Security rules help you connect the dots between your data sources and events that could indicate a security threat or breach. Your Cloud SIEM account comes preconfigured with security rules for different attack types and security use cases.
You can create new security rules to supplement the built-in rules. You can also update any preconfigured rule at any time, including adding a notification endpoint (like email or Slack) or changing trigger thresholds.
To create a new security rule
Set your query in Kibana
In the Research page, type a query in the query bar, and press Enter. Review the results in the histogram and the document table, and make sure your query returned the expected results.
Click Create Rule (to the right of the query bar). The Create a New Rule page is shown.
Continue with To configure a security rule.
To configure a security rule
Name and tag the rule
Type a Name and a detailed Description.
Add Tags to help categorize this alert.
(Optional) Edit the search settings
If you need to, change your Query.
If you use an invalid query, the rule will be automatically disabled. Run your query in Kibana so you can be sure you’re getting the expected results.

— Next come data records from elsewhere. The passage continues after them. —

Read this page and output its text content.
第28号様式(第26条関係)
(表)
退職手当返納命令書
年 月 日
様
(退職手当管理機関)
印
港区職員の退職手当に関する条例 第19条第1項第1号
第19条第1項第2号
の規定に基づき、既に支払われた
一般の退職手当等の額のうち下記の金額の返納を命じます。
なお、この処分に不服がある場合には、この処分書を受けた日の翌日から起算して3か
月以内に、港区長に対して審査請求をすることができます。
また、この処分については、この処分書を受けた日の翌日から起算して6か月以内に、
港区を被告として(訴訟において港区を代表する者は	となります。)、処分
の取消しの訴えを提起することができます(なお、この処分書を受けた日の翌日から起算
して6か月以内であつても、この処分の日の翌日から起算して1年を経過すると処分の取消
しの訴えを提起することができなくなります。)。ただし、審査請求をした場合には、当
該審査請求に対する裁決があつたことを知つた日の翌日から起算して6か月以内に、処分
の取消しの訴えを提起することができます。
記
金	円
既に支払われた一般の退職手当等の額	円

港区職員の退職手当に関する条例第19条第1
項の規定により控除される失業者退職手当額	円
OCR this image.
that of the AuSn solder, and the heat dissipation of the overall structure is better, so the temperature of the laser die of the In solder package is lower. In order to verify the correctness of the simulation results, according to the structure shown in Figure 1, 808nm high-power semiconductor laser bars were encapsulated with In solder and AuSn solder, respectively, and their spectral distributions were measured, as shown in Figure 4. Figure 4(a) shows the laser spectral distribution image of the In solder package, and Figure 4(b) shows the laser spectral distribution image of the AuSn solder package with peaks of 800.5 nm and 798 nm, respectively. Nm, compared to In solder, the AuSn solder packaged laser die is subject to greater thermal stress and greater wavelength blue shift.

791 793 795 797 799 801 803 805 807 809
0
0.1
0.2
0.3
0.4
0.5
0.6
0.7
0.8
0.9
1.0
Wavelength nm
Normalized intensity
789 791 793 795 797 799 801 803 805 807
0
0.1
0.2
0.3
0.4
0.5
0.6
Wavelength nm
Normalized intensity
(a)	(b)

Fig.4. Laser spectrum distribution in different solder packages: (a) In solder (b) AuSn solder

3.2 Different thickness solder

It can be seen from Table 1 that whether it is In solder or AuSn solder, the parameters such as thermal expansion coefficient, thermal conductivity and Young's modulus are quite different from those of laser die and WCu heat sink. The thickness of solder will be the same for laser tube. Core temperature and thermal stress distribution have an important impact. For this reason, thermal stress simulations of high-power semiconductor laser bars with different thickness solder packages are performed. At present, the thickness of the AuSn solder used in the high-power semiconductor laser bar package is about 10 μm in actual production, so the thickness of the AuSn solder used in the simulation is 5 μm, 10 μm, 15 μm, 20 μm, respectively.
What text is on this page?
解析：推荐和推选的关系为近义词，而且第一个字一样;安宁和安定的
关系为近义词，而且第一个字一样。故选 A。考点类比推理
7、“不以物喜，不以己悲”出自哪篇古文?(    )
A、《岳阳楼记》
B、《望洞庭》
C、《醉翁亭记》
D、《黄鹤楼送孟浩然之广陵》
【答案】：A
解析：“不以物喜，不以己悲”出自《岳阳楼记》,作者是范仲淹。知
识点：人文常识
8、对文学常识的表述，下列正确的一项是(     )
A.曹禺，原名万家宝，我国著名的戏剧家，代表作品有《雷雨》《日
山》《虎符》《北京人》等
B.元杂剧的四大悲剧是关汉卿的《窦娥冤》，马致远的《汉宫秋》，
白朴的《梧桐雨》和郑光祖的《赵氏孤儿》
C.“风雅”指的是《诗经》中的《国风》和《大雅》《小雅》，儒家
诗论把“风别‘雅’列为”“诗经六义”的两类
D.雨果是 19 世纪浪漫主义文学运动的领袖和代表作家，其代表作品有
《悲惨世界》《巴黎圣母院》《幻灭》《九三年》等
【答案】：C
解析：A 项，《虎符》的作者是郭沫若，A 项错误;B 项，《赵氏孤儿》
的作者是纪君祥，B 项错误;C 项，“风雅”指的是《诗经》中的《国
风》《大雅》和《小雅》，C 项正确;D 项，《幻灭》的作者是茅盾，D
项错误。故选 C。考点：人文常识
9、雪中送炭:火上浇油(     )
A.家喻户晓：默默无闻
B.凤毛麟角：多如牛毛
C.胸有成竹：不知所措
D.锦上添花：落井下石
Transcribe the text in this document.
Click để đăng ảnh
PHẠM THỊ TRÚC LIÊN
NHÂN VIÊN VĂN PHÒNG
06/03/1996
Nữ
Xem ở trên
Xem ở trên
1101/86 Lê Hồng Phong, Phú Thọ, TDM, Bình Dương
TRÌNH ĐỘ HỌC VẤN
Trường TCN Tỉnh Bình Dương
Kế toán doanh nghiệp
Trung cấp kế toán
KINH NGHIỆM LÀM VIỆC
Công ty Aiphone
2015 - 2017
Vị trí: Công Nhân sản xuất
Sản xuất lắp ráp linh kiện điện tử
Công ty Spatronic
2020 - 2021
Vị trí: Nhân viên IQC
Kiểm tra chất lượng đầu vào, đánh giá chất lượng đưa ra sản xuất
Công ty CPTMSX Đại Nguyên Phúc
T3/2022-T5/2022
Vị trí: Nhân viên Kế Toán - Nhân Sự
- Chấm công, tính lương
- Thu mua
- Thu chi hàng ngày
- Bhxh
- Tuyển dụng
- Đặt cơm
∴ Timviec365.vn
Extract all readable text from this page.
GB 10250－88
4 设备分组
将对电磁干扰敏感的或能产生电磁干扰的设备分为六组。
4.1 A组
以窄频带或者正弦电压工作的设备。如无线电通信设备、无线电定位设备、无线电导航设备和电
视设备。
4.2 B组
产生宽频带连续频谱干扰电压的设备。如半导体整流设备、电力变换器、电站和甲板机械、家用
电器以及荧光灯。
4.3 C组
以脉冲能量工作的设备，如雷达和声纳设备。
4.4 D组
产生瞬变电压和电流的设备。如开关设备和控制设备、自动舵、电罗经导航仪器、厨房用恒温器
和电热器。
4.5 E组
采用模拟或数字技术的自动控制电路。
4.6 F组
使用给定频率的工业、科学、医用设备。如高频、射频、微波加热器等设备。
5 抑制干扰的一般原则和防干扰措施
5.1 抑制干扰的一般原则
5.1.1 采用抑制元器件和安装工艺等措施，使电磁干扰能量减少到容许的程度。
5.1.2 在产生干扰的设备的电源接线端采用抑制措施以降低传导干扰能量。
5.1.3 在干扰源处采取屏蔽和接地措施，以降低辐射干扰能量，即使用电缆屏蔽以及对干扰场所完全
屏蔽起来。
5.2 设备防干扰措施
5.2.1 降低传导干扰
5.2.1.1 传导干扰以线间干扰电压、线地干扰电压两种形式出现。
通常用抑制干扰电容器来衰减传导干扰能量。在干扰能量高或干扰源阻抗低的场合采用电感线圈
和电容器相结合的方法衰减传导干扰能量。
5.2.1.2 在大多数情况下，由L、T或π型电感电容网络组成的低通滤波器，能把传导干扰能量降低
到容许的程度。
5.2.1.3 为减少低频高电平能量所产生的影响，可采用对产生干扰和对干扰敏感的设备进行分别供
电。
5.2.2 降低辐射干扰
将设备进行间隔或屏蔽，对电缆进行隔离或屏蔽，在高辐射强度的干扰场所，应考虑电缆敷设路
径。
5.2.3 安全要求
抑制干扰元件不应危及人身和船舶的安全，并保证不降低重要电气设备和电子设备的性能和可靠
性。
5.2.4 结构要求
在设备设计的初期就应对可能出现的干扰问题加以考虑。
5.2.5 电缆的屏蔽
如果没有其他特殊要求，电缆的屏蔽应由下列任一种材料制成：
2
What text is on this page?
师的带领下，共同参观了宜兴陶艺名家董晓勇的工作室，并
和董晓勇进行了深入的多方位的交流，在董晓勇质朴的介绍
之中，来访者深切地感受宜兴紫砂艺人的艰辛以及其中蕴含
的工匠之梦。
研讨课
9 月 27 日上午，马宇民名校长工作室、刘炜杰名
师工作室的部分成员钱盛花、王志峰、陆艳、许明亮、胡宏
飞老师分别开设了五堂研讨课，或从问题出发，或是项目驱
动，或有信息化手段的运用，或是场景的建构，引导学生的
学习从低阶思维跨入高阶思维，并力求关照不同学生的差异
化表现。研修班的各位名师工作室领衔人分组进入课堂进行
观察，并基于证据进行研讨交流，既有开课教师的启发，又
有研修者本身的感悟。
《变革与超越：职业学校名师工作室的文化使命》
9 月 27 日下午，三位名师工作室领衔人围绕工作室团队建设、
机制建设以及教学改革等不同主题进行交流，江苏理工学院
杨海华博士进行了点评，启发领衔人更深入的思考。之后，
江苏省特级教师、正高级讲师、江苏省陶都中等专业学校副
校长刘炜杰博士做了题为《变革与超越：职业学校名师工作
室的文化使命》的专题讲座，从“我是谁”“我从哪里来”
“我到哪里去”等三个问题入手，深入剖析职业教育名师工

(Optional) Edit group by settings
Click Add group by to add up to 3 groups.
In the Select Field list, choose a field to group by.
To limit the available fields, choose a log type from the Filter by type list. To show fields for all log types, choose Clear filter.
Set threshold and severity levels
Set your threshold and severity levels in the Trigger section.
(Optional) Set recipients
If you want to receive notifications or emails when the rule is triggered, choose an endpoint. If you don’t choose an endpoint, events will still be logged:
Choose the endpoints or email addresses to notify. If you need help adding a new endpoint, see Notification endpoints.
Choose a time period to suppress notifications.
Click Save to save your rule.
If the threshold is passed and the rule is triggered, Logz.io logs the event and sends the configured notifications.